Galatek’s raise sits at the intersection of two infrastructure bottlenecks in the AI era: scaling wet‑lab experimentation and scaling advanced chip packaging. Smart labs and semiconductor packaging lines are increasingly being redesigned as closed‑loop cyber‑physical systems where automation and computer vision drive throughput. By explicitly pitching itself as an AI infrastructure partner to global pharmas and chipmakers, Galatek is essentially betting that the next wave of AI value capture happens not in generic SaaS, but in deeply verticalized, capital‑intensive workflows.
For the race to AGI, this matters because AGI-class models will demand both vastly more experimental data in biology and far more sophisticated chip packaging to keep compute density rising.

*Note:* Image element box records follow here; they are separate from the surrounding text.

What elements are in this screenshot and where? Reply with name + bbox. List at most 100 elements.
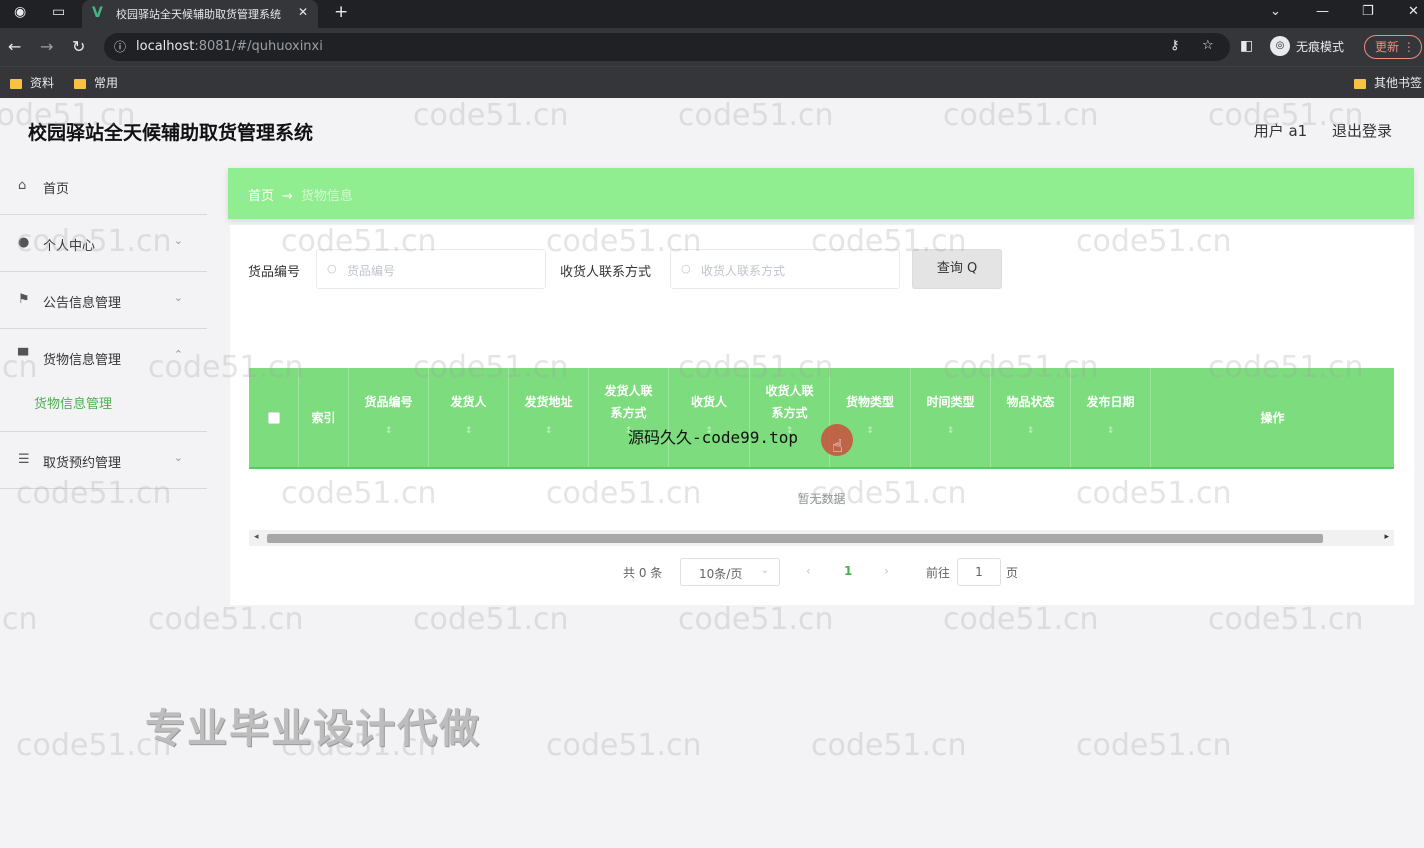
breadcrumb-arrow-icon: →	[282, 189, 293, 204]
browser-tab-title: 校园驿站全天候辅助取货管理系统	[116, 8, 281, 21]
folder-icon	[1354, 78, 1366, 89]
bookmark-folder-ziliao[interactable]: 资料	[10, 74, 54, 91]
sidebar-subitem-label: 货物信息管理	[34, 397, 113, 412]
page-number[interactable]: 1	[844, 564, 852, 578]
goto-suffix: 页	[1006, 566, 1019, 580]
restore-icon[interactable]: ❐	[1362, 4, 1374, 19]
address-url: localhost:8081/#/quhuoxinxi	[136, 39, 323, 54]
sort-icon[interactable]: ↕	[1071, 426, 1150, 436]
hand-cursor-icon: ☝	[832, 436, 843, 457]
main-panel: 货品编号 ○ 货品编号 收货人联系方式 ○ 收货人联系方式 查询 Q 索引 货品…	[230, 225, 1414, 605]
vue-logo-icon: V	[92, 5, 103, 21]
close-tab-icon[interactable]: ✕	[298, 5, 308, 19]
sort-icon[interactable]: ↕	[429, 426, 508, 436]
select-all-checkbox[interactable]	[268, 412, 280, 424]
prev-page-icon[interactable]: ‹	[806, 564, 811, 578]
column-header[interactable]: 发货人 ↕	[429, 368, 509, 467]
column-header[interactable]: 货品编号 ↕	[349, 368, 429, 467]
watermark: code51.cn	[413, 602, 569, 637]
bookmark-folder-changyong[interactable]: 常用	[74, 74, 118, 91]
current-user: 用户 a1	[1253, 122, 1308, 140]
incognito-indicator[interactable]: ◎ 无痕模式	[1270, 35, 1344, 56]
sidebar-item-home[interactable]: ⌂ 首页	[0, 158, 207, 215]
incognito-icon: ◎	[1270, 35, 1290, 56]
sidebar-item-label: 货物信息管理	[43, 353, 122, 368]
column-header[interactable]: 索引	[299, 368, 349, 467]
watermark: code51.cn	[413, 98, 569, 133]
tab-list-icon[interactable]: ⌄	[1270, 4, 1281, 19]
sidebar-item-label: 首页	[43, 182, 70, 197]
page-size-select[interactable]: 10条/页 ⌄	[680, 558, 780, 586]
side-panel-icon[interactable]: ◧	[1240, 38, 1253, 54]
column-header[interactable]: 收货人 ↕	[669, 368, 750, 467]
minimize-icon[interactable]: —	[1316, 4, 1329, 19]
data-table: 索引 货品编号 ↕ 发货人 ↕ 发货地址 ↕ 发货人联系方式 ↕ 收货人 ↕ 收…	[249, 368, 1394, 546]
sidebar-item-label: 取货预约管理	[43, 456, 122, 471]
watermark: code51.cn	[0, 602, 38, 637]
home-icon: ⌂	[18, 178, 27, 193]
sort-icon[interactable]: ↕	[911, 426, 990, 436]
search-icon: ○	[327, 262, 337, 275]
horizontal-scrollbar[interactable]: ◂ ▸	[249, 530, 1394, 546]
reload-icon[interactable]: ↻	[72, 37, 85, 56]
folder-icon	[10, 78, 22, 89]
search-input-code[interactable]: ○ 货品编号	[316, 249, 546, 289]
sidebar-subitem-cargo-info[interactable]: 货物信息管理	[0, 386, 207, 432]
key-icon[interactable]: ⚷	[1170, 38, 1180, 53]
browser-menu-icon[interactable]: ◉	[14, 4, 26, 20]
chevron-down-icon: ⌄	[760, 565, 769, 576]
chevron-down-icon: ⌄	[173, 291, 183, 304]
close-window-icon[interactable]: ✕	[1408, 4, 1419, 19]
other-bookmarks[interactable]: 其他书签	[1354, 74, 1422, 91]
sidebar-item-pickup[interactable]: ☰ 取货预约管理 ⌄	[0, 432, 207, 489]
flag-icon: ⚑	[18, 292, 30, 307]
column-header[interactable]: 发货人联系方式 ↕	[589, 368, 669, 467]
back-icon[interactable]: ←	[8, 37, 21, 56]
goto-page-input[interactable]: 1	[957, 558, 1001, 586]
sidebar-item-notice[interactable]: ⚑ 公告信息管理 ⌄	[0, 272, 207, 329]
new-tab-icon[interactable]: +	[334, 2, 348, 22]
breadcrumb-home[interactable]: 首页	[248, 189, 274, 204]
breadcrumb-current: 货物信息	[300, 189, 353, 204]
watermark: code51.cn	[811, 728, 967, 763]
column-header[interactable]: 物品状态 ↕	[991, 368, 1071, 467]
browser-tab[interactable]: V 校园驿站全天候辅助取货管理系统 ✕	[82, 0, 318, 28]
sidebar-item-profile[interactable]: ● 个人中心 ⌄	[0, 215, 207, 272]
column-header[interactable]: 时间类型 ↕	[911, 368, 991, 467]
sort-icon[interactable]: ↕	[509, 426, 588, 436]
source-overlay-text: 源码久久-code99.top	[628, 428, 798, 447]
forward-icon[interactable]: →	[40, 37, 53, 56]
sidebar-item-cargo[interactable]: ▀ 货物信息管理 ⌃	[0, 329, 207, 386]
sort-icon[interactable]: ↕	[991, 426, 1070, 436]
search-input-phone[interactable]: ○ 收货人联系方式	[670, 249, 900, 289]
watermark: code51.cn	[546, 728, 702, 763]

If firms like Galatek can standardize AI-native lab operations and precision packaging as a service, they lower the time and cost of iterating on new drugs, materials, and chips that, in turn, feed better training data and hardware back into the AI loop. The company’s “global supply chain + localized service” model also shows how Southeast Asian hubs like Singapore can become critical control points in the AI hardware and life‑sciences stack, not just data‑center locations.